Saturday, May 14, 2011

Adventures with bread: 1

I spent a weekend in Germany a few weeks ago and was reminded of how many different types of bread are available over there. Bread is almost always bought fresh, and each supermarket bakery has at least 10 types of bread, most of them using whole-wheat, rye or spelt- proper dense, crusty bread. I think it's a shame that it's so expensive to buy this sort of bread in the UK, especially when bread is simple and inexpensive to make. So I decided it was probably time to start making my own! I have bought a German bread cookery book especially. I have yet to make a sour-dough starter, which most of the recipes call for, so this first attempt is made from a simple yeast dough- with surprisingly good results.

This loaf is moist and buttery, if a little crumbly. 



Starter dough

-100 strong white bread flour
-1g fresh yeast (available in chilled section of supermarket or from bakery)
-100ml water


-100g butter, in cubes
-20g fresh yeast
-50g liquid malt extract
-200ml lukewarm water
-400g strong white bread flour
-15g salt

-Flour for dusting
-1 loaf tin
-Sunflower oil for greasing
-Clean garden spray bottle filled with water

1. The night before you wish to make the bread, mix the starter dough ingredients together, cover and put in the fridge overnight. Take the butter and starter dough out of the fridge one hour before starting to make the bread, to bring it to room temperature. 

2. Mix the yeast, malt extract, and water together until there are no lumps left. Then tip in the flour, salt, and butter and mix well. Mix in the starter dough mixture and knead for 10 minutes. As this is quite a wet dough it is best to this in a food processor (with the dough hook attachment), 5 minutes on a slow speed then 5 on a fast speed. 

3. Tip the dough out onto a floured surface, dust with flour, cover, and leave for 30 minutes to rise. You will need quite a lo of flour for dusting as it is quite sticky. At 10 minute intervals, use your hands to punch flat the dough, stretch out and fold over the edges on themselves and turn over. 

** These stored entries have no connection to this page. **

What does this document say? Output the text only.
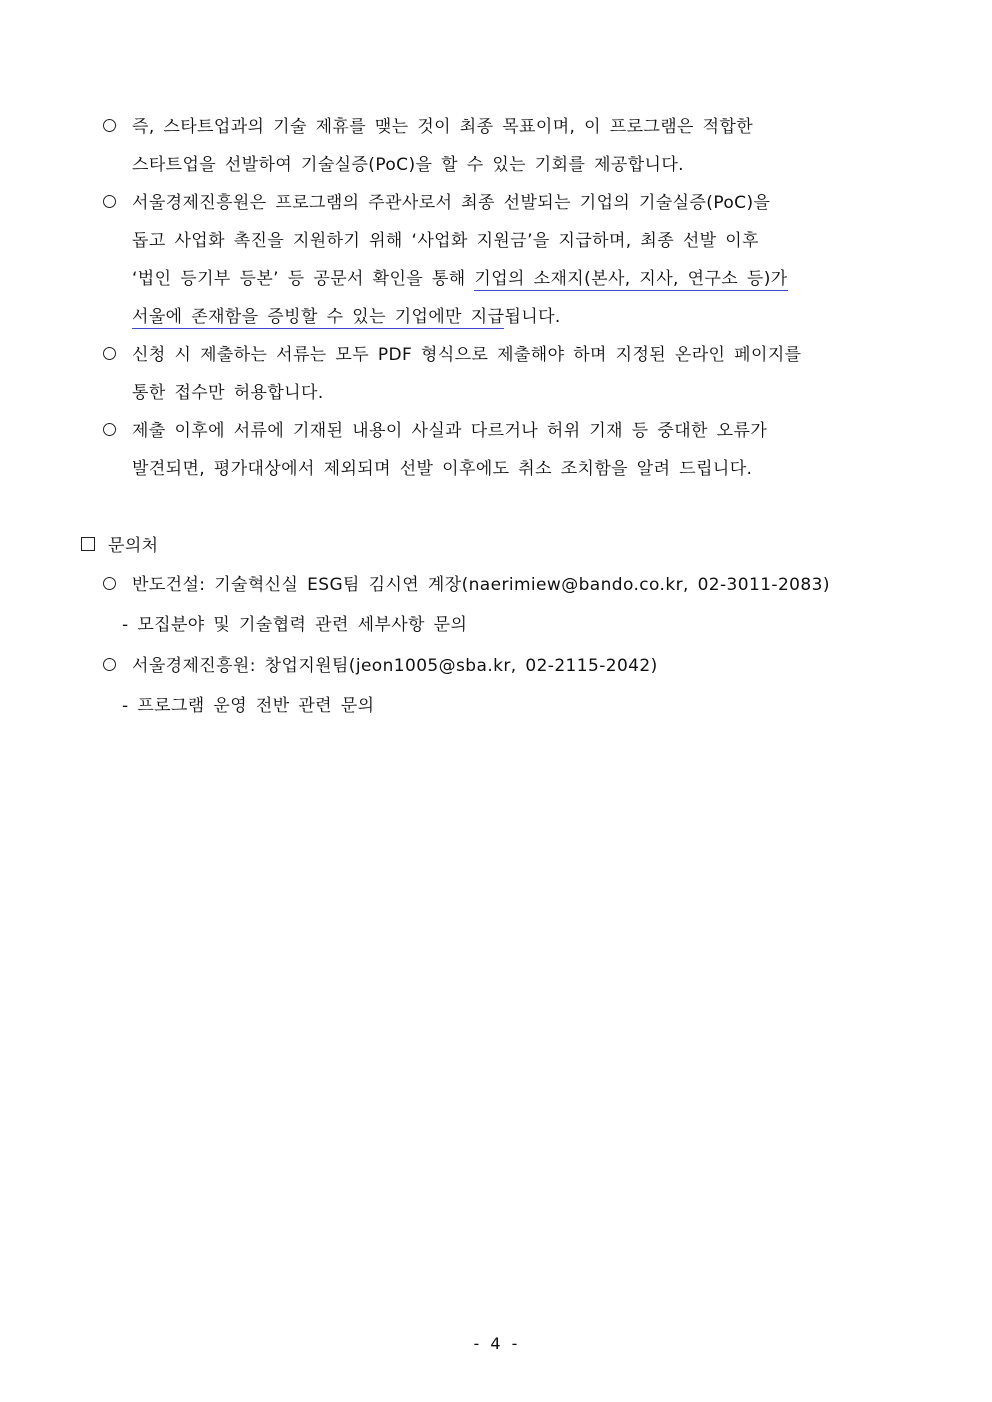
즉, 스타트업과의 기술 제휴를 맺는 것이 최종 목표이며, 이 프로그램은 적합한
스타트업을 선발하여 기술실증(PoC)을 할 수 있는 기회를 제공합니다.
서울경제진흥원은 프로그램의 주관사로서 최종 선발되는 기업의 기술실증(PoC)을
돕고 사업화 촉진을 지원하기 위해 ‘사업화 지원금’을 지급하며, 최종 선발 이후
‘법인 등기부 등본’ 등 공문서 확인을 통해 기업의 소재지(본사, 지사, 연구소 등)가
서울에 존재함을 증빙할 수 있는 기업에만 지급됩니다.
신청 시 제출하는 서류는 모두 PDF 형식으로 제출해야 하며 지정된 온라인 페이지를
통한 접수만 허용합니다.
제출 이후에 서류에 기재된 내용이 사실과 다르거나 허위 기재 등 중대한 오류가
발견되면, 평가대상에서 제외되며 선발 이후에도 취소 조치함을 알려 드립니다.
문의처
반도건설: 기술혁신실 ESG팀 김시연 계장(naerimiew@bando.co.kr, 02-3011-2083)
- 모집분야 및 기술협력 관련 세부사항 문의
서울경제진흥원: 창업지원팀(jeon1005@sba.kr, 02-2115-2042)
- 프로그램 운영 전반 관련 문의
- 4 -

4. Grease the loaf tin. Shaking off any excess flour, form a loaf shape then put the dough in the tin. Cover and leave to rise for a further 30 minutes. After 10 minutes rising, use a very sharp knife to score a 2 cm line down the centre of the dough. This helps create a nice crust. 

5. Preheat the oven to 230C. Put the bread on the middle shelf of the oven. Using the spray bottle, squirt on and around the bread to create steam. This keeps the bread moist and gives a nice crust. Bake for 45 minutes. After 15 minutes, spray again with water and turn the temperature down to 200C.

6. The bread is ready when a skewer inserted into the centre of the bread comes out clean. Difficult as it may be, leave the bread to cool completely on wire rack before slicing. 


  1. You did a wonderful job with this. I haven't tried making my own, but I plan on doing it soon.I followed you from the foodie blog roll and I'd love to guide Foodista readers to your site. I hope you could add this bread widget at the end of this post so we could add you in our list of food bloggers who blogged about how to make bread,Thanks!

  2. Hi there

    Thanks- i've added the widget to the post- I think! (new to this!)


  3. Great explanation, thanks for the posting!